PROFISSÃO DE FÉ

Le poète est ciseleur,

Le ciseleur est poète.

Victor Hugo.

Não quero o Zeus Capitolino,

Hercúleo e belo,

Talhar no mármore divino

Com o amartelo.

Que outro – não eu! – a pedra corte

Para, brutal,

Erguer de Atene o altivo porte

Descomunal.

Mais que esse vulto extraordinário,

Que assombra a vista,

Seduz-me um leve relicário

De fino artista.

Invejo o ourives quando escrevo:

Imito o amor

Com que ele, em ouro, o alto relevo

Faz de uma flor.

Imito-o.
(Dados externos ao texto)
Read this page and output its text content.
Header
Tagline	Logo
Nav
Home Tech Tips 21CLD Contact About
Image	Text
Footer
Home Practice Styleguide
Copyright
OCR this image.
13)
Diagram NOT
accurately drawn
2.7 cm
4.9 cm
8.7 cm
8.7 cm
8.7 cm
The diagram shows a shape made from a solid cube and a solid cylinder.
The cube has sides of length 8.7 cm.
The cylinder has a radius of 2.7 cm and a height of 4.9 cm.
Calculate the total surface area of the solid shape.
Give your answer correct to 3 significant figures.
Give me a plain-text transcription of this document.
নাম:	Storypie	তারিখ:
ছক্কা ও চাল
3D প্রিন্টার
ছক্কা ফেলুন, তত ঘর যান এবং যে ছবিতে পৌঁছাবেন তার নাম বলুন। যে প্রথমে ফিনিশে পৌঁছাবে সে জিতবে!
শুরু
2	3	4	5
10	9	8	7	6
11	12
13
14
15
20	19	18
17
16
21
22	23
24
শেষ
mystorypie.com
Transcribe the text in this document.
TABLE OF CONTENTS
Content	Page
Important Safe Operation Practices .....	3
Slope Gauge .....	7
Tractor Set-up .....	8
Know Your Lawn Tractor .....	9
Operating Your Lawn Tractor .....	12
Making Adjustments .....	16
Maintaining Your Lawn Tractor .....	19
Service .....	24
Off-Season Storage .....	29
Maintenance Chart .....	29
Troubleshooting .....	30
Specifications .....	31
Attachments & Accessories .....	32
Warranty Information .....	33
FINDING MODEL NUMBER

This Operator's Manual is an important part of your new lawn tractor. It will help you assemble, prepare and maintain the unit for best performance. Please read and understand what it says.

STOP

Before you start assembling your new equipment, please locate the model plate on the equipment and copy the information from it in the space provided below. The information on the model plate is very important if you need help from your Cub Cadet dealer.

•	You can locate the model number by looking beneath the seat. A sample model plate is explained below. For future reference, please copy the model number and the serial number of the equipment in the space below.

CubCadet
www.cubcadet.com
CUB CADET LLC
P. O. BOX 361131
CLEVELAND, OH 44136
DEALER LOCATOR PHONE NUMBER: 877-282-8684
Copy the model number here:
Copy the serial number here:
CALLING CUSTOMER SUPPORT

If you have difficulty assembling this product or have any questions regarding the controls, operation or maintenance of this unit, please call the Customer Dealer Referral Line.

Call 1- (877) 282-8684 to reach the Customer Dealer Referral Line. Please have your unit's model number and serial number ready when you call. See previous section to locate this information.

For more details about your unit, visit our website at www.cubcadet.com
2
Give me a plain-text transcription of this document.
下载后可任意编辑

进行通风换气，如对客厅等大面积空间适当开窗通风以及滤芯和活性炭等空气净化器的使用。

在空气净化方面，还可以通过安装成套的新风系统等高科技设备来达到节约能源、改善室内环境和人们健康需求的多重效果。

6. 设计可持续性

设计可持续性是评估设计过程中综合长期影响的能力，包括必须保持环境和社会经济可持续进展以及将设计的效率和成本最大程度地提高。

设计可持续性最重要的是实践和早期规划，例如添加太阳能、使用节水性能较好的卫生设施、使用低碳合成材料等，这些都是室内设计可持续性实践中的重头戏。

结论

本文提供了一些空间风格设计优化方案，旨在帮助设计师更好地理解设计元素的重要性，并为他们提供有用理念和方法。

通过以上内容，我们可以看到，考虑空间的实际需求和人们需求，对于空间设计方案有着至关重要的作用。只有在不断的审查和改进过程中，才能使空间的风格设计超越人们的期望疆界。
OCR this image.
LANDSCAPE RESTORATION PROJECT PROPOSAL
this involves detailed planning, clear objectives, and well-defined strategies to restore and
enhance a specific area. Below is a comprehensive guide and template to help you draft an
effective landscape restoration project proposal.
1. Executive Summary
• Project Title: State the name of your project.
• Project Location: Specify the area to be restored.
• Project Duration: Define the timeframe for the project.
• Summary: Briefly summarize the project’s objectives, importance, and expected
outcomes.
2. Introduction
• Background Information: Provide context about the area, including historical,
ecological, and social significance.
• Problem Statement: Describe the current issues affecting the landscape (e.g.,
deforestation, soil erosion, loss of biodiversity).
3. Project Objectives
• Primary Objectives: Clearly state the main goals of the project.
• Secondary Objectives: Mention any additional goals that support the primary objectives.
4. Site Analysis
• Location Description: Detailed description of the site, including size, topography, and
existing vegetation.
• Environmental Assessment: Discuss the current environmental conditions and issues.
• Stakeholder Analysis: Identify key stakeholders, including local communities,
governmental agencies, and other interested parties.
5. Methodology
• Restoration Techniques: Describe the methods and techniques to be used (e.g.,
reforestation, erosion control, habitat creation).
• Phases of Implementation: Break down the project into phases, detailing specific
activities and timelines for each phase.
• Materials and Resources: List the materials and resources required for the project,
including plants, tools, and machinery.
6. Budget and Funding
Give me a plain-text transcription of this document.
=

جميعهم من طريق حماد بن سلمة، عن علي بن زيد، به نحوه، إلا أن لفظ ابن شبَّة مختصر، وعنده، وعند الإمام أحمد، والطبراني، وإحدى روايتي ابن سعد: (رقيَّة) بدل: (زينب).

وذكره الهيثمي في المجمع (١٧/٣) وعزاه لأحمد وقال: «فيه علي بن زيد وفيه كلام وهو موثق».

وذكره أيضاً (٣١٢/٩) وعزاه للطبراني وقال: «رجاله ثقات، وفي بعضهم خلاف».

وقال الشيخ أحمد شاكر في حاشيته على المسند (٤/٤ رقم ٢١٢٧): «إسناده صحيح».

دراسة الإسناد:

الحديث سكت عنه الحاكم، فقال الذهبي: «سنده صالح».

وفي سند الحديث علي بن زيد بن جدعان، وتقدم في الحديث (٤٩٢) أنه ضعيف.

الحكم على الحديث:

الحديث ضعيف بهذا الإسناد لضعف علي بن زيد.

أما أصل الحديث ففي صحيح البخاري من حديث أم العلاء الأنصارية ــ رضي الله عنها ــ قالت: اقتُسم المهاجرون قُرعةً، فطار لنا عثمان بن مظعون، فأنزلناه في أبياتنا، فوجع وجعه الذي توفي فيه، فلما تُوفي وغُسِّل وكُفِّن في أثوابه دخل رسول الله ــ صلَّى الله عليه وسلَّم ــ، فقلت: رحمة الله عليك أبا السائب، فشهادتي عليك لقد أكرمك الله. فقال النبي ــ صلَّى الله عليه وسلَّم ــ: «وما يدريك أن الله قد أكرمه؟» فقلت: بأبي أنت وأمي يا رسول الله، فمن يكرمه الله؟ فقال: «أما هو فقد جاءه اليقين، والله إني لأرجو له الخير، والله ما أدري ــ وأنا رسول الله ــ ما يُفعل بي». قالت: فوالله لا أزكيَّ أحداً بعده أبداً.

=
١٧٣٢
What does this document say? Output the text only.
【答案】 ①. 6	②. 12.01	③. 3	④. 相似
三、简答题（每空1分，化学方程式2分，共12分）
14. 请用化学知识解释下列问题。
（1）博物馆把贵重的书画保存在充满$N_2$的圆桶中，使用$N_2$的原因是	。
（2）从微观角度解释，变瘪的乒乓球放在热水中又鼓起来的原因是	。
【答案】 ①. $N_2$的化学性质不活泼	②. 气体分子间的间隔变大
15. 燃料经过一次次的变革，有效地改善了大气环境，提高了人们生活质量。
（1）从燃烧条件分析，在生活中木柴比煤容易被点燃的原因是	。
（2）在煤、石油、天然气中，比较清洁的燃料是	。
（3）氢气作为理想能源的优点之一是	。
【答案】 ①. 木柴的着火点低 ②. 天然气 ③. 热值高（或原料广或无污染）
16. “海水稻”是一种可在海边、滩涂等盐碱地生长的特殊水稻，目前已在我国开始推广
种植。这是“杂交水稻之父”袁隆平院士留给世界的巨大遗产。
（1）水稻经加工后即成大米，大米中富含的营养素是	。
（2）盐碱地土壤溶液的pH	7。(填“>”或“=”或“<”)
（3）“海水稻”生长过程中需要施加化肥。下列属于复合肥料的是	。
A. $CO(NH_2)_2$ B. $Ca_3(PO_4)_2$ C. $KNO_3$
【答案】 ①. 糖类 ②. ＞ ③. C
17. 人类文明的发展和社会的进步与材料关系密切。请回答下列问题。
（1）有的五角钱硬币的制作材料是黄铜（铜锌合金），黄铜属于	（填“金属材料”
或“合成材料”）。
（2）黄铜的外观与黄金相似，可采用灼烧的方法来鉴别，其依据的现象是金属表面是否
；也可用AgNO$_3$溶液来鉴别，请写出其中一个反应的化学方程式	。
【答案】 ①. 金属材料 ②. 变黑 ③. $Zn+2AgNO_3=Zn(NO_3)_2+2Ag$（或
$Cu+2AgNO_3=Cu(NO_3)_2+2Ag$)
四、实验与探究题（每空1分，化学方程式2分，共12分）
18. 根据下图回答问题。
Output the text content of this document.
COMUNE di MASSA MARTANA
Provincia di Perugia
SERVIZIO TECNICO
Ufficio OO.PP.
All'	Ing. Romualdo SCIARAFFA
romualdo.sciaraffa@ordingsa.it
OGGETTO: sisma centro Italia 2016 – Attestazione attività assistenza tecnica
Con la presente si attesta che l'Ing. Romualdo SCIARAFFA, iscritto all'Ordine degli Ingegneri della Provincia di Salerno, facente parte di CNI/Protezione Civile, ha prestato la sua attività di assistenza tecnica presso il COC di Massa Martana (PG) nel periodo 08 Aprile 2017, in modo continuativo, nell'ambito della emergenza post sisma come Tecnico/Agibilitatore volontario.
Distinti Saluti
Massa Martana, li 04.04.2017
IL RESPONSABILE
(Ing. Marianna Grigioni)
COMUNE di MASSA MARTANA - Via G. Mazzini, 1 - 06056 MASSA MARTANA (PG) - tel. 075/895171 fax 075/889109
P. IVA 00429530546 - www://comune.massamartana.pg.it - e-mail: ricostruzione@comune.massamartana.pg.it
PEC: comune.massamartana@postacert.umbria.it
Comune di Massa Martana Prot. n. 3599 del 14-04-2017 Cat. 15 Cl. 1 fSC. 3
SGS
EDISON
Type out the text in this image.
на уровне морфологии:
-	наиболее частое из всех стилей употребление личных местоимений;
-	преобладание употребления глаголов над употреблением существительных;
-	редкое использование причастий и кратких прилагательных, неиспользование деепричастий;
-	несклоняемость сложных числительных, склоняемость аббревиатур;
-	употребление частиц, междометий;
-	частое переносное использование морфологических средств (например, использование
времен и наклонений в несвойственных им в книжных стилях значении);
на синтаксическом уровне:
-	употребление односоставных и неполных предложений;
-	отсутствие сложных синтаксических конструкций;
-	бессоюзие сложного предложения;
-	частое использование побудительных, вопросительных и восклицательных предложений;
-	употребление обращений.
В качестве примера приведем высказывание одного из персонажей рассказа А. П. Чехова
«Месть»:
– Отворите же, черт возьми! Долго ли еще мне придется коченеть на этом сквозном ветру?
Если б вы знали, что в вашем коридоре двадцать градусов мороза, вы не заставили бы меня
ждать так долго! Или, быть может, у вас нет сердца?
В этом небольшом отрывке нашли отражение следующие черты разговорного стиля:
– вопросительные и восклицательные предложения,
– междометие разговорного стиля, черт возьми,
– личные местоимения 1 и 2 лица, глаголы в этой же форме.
E, pois, nem de Carrara

A pedra firo:

O alvo cristal, a pedra rara,

O onix prefiro.

Por isso, corre, por servir-me,

Sobre o papel

A pena, como em prata firme

Corre o cinzel.

Corre; desenha, enfeita a imagem,

A idéia veste:

Cinge-lhe ao corpo a ampla roupagem

Azul-celeste.

Torce, aprimora, alteia, lima

A frase; e, enfim,

No verso de ouro engasta a rima,

Como um rubim.

Quero que a estrofe cristalina,

Dobrada ao jeito

Do ourives, saia da oficina

Sem um defeito:

E que o lavor do verso, acaso,

Por tão sutil,

Possa o lavor lembrar de um vaso

De Becerril.

E horas sem conto passo, mudo,

O olhar atento,

A trabalhar, longe de tudo,

O pensamento.

Porque o escrever – tanta perícia,

Tanta requer,

Que ofício tal... nem há notícia

De outro qualquer.

Assim procedo. Minha pena

Segue esta norma,

Por te servir, Deusa serena,

Serena Forma!

Deusa! A onda vil, que se avoluma

De um torvo mar,

Deixa-a crescer: e o lodo e a espuma

Deixa-a rolar!

Blásfemo, em grita surda e horrendo

Ímpeto, o bando

Venha dos Bárbaros crescendo,

Vociferando...

Deixa-o: que venha e uivando passe.

– Bando feroz!

Não se te mude a cor da face

E o tom da voz!

Olha-os somente, armada e pronta,

Radiante e bela:

E, ao braço o escudo, a raiva afronta

Dessa procela!

Este que à frente vem, e o todo

Possui minaz

De um Vândalo ou de um visigodo,

Cruel e audaz;

Este, que, de entre os mais, o vulto

Ferrenho alteia,

E, em jato, expele o amargo insulto

Que te enlameia;

É em vão que as forças cança, e à luta

Se atira; é em vão

Que brande no ar a maça bruta

À bruta mão.

Não morrerás, Deusa sublime!

Do trono egrégio

Assistirás intata ao crime

Do sacrilégio.

E, se morreres por ventura,

Possa eu morrer

Contigo, e a mesma noite escura

Nos envolver!

Ah! ver por terra, profanada,

A ara partida;

E a Arte imortal aos pés calcada,

Prostituída!...

Ver derribar do eterno sólio

O Belo, e o som

Ouvir da queda do Acropólio,

Do Partenon!...

Sem sacerdote, a Crença morta

Sentir, e o susto

Ver, e o extermínio, entrando a porta

Do templo augusto!...

Ver esta língua, que cultivo,

Sem ouropéis,

Mirrada ao hálito nocivo

Dos infiéis!...

Não! Morra tudo que me é caro,

Fique eu sozinho!

Que não encontre um só amparo

Em meu caminho!

Que a minha dor nem a um amigo

Inspire dó...

Mas, ah! que eu fique só contigo,

Contigo só!

Vive! que eu viverei servindo

Teu culto, e, obscuro,

Tuas custódias esculpindo

No ouro mais puro.

Celebrarei o teu ofício

No altar: porém,

Se inda é pequeno o sacrifício,

Morra eu também!

Caia eu também, sem esperança,

Porém tranqüilo,

Inda, ao cair, vibrando a lança,

Em prol do Estilo!

BILAC, Olavo. Poesias. Rio de Janeiro: Livraria Francisco Alves, 23ª edição. 1964, p. 5-10.